Conclusion: a measured and confident step forward for Polish cardiology
The evidence is compelling, the local precedent is strong, and the clinical need is undeniable [12–18]. The time has come for Polish cardiology to move beyond debate and begin careful, strategic implementation of TAVI programs in select, high-volume interventional centers lacking on-site CS. International registry data demonstrate that with proper patient selection and experienced operators, outcomes are not compromised. The commented BAV paper [25] provides powerful local validation of the skill and readiness already existing within Poland’s non-surgical centers.
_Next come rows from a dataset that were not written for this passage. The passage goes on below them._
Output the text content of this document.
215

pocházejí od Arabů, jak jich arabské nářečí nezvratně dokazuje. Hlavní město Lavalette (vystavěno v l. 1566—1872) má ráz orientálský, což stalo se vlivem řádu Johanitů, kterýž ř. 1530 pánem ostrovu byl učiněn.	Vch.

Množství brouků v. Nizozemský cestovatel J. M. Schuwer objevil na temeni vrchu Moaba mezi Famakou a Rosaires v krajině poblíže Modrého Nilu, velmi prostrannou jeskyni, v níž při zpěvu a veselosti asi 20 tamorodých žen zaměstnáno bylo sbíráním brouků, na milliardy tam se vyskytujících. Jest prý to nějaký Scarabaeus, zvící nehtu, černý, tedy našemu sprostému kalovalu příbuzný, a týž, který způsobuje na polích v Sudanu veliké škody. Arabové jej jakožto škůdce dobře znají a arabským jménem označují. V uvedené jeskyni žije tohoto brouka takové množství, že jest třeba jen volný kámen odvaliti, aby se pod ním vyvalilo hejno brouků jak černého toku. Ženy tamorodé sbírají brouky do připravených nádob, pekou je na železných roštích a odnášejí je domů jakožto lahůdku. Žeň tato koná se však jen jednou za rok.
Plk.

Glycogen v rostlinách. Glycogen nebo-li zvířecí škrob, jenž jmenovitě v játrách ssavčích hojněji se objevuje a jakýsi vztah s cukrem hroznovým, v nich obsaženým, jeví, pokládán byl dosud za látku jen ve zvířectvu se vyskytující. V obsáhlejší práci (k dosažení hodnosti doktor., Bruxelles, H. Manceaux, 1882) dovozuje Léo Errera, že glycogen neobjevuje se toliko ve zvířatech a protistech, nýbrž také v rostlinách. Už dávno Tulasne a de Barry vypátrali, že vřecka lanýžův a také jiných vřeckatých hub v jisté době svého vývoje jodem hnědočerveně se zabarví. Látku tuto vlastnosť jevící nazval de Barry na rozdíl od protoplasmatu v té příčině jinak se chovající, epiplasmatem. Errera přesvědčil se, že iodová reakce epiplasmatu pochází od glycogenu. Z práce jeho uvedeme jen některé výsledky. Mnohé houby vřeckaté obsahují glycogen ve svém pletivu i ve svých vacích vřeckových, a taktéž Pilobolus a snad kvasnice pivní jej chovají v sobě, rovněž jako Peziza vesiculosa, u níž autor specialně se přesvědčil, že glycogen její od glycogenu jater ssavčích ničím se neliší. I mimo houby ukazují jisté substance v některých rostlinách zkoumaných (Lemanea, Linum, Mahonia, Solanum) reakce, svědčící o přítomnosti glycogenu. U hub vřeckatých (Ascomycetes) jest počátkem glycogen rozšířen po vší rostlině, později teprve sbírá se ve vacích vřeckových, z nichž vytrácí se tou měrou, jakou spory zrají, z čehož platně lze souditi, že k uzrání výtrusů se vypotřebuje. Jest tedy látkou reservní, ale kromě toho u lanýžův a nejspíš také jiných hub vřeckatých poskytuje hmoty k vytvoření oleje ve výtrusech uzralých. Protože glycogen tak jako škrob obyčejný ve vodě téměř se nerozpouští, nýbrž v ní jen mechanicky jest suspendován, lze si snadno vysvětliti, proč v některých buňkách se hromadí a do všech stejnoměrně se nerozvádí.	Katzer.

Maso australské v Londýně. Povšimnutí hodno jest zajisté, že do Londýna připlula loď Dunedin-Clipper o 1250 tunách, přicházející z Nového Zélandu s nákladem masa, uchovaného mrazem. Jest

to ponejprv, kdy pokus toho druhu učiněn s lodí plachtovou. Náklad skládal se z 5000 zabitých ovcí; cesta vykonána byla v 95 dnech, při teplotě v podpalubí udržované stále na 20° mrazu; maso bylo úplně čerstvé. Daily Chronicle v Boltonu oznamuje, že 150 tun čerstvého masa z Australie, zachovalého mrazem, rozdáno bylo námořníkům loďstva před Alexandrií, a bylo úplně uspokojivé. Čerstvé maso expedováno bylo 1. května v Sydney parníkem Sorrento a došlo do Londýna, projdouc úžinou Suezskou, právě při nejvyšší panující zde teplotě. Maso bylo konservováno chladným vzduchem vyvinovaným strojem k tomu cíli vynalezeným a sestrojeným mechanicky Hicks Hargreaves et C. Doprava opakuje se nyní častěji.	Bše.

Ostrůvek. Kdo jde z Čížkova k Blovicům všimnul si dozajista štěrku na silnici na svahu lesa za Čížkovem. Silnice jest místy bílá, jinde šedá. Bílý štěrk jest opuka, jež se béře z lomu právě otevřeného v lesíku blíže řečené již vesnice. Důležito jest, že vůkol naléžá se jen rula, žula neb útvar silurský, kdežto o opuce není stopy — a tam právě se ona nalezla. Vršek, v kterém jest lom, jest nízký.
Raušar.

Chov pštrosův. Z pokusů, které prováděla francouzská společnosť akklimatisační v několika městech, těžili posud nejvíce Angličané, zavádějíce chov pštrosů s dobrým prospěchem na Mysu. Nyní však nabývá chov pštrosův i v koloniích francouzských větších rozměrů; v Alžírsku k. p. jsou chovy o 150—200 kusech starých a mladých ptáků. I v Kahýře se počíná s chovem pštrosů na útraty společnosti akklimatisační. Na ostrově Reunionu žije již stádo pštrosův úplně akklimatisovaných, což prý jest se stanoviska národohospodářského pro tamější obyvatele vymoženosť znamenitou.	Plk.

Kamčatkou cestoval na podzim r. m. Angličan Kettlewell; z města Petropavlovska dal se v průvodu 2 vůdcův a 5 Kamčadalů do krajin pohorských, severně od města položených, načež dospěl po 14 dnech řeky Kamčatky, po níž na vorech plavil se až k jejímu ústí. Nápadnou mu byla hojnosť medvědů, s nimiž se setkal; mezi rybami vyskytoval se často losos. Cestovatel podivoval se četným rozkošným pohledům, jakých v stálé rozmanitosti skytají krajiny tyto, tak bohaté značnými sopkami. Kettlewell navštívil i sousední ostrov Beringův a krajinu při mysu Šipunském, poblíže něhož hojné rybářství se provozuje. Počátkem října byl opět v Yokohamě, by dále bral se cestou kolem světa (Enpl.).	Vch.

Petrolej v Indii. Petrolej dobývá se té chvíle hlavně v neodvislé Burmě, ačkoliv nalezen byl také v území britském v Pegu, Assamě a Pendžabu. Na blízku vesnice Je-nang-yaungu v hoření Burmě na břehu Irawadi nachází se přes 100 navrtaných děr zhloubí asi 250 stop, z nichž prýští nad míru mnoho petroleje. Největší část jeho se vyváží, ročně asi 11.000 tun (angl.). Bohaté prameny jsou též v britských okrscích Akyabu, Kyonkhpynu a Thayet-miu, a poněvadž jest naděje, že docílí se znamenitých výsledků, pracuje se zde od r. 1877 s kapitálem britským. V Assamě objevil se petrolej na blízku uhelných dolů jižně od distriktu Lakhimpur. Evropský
This is not a call for deregulation, but for adoption of a new, highly regulated model built on the pillars of integrated Heart Teams, rigorous patient selection, on-demand surgical safety nets, and formalized rescue protocols. The answer to our title question is a qualified but confident “yes”. This is a patient-centric imperative. By leveraging its extensive network of skilled catheterization laboratories within a structured framework of surgical collaboration, Poland has a unique opportunity to resolve critical access-to-care bottlenecks and provide timely, life-saving therapy to thousands of citizens currently waiting.